When, in 1804, Hamilton defended Croswell's right to print what he believed to be true, even though it reflected unfavorably on President Jefferson, Hamilton returned to his sensibility of 1778.

That was the year in which he wrote three sharp letters in Holt's Journal concerning an unethical congressman.

At that point he recognized the press as the natural and proper forum for questioning the practices of a public official, regardless of the consequences.

He placed himself clearly on the record for an uncensored and unfettered press.

He went on to lose sight of this early recognition.

When in a position of power within the Federalist Party he not only abandoned his faith in a free press, but he became intolerant of that element of the press of a loyal opposition nature.
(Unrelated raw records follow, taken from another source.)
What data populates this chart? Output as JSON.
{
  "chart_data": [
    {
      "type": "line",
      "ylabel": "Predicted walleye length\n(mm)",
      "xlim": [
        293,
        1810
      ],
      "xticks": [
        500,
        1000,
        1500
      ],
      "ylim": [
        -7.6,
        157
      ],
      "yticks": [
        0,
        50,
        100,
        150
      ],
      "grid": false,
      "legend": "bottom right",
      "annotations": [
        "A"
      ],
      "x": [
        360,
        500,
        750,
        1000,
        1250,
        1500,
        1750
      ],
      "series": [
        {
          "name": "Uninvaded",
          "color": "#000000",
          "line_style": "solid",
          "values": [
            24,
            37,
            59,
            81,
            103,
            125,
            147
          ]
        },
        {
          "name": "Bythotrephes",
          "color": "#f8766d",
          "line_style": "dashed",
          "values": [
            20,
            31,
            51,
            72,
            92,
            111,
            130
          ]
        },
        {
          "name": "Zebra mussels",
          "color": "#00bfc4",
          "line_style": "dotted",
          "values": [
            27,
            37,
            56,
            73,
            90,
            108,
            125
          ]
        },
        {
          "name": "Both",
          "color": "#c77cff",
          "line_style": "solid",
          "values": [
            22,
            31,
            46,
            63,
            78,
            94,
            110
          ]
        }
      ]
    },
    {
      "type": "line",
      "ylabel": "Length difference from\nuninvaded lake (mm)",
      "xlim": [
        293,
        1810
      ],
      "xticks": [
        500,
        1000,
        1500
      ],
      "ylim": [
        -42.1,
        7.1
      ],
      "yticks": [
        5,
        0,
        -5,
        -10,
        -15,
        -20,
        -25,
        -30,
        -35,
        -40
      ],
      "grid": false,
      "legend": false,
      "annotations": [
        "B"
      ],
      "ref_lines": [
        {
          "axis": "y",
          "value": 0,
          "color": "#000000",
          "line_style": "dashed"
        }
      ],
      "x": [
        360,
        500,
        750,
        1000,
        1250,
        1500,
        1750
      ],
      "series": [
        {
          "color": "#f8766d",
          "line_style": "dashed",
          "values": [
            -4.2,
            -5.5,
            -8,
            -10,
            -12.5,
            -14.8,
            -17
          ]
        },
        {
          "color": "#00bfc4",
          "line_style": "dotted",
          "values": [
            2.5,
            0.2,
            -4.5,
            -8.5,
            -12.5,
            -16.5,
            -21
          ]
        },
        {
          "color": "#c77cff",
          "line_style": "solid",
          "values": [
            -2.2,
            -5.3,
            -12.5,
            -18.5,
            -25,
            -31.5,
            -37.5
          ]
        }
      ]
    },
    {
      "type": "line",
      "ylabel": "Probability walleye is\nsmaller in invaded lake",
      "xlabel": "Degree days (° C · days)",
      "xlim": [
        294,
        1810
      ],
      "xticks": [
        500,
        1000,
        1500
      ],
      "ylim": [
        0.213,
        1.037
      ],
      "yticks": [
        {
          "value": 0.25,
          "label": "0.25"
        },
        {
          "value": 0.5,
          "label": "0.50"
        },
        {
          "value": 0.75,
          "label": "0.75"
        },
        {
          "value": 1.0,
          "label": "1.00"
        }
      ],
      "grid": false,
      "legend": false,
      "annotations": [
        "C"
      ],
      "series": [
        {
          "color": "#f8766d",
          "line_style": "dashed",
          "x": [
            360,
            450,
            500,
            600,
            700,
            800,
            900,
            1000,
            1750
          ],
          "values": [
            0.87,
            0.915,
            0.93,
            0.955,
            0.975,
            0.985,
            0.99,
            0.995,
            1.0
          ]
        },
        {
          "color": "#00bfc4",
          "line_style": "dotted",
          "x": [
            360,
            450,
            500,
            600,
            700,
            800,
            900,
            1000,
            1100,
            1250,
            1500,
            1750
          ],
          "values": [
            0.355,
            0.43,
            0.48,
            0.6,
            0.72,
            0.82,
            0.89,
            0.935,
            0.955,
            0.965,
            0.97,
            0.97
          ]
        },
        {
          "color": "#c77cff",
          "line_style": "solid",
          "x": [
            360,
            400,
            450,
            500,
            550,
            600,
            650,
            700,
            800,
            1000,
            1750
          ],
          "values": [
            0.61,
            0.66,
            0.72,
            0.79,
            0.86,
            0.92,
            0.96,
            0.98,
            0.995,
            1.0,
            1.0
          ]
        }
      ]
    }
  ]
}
Even though the Federalist newspapers out-numbered the others by a ratio of four to one until 1796, Hamilton felt threatened by them, persecuted, and defensive.

He lost sight of the fact that not only did he have strong newspaper support, but that he had profited greatly by the press.

He had enjoyed, afterall, total access to the papers of his day.

He had communicated his ideas and defended his actions as freely and as frequently as he pleased.

Yet he discovered that his position of power was also a position of vulnerability, since his actions and statements were carefully observed by individuals who were not always friendly or unbiased.

He never developed the temperament necessary to withstand the scrutiny under which a man is put when he chooses or accepts a public life.

He lacked a tough skin and he lacked restraint.

Not that the press was always fair to Hamilton.

Freneau gave him a rough time through weekly accusations in the National Gazette for more than a year.

And it was less than admirable for James T. Callender to dredge up old and false charges that Hamilton had speculated when he was Secretary of the Treasury.

But since it was Hamilton's nature to retaliate and to overreact when questioned or criticized, he hurt himself more than the press did in the first place.

Hamilton's position of power did not corrupt him, but it did blind him to the viewpoint he could see so clearly both before and after he assumed authority.

If he appeared to change hats from his days in one of the most powerful seats in government to his final days as a lawyer and private citizen, this reflects a pattern that has become familiar during two hundred years of America political history.

Not all politicians have left public office with Hamilton's insight, however.

Hamilton, after being in an excellent position to see how power corrupts, came to the conclusion that the First Amendment, the necessity of which he had once questioned, is unequivocally essential if the American Republic is to remain secure.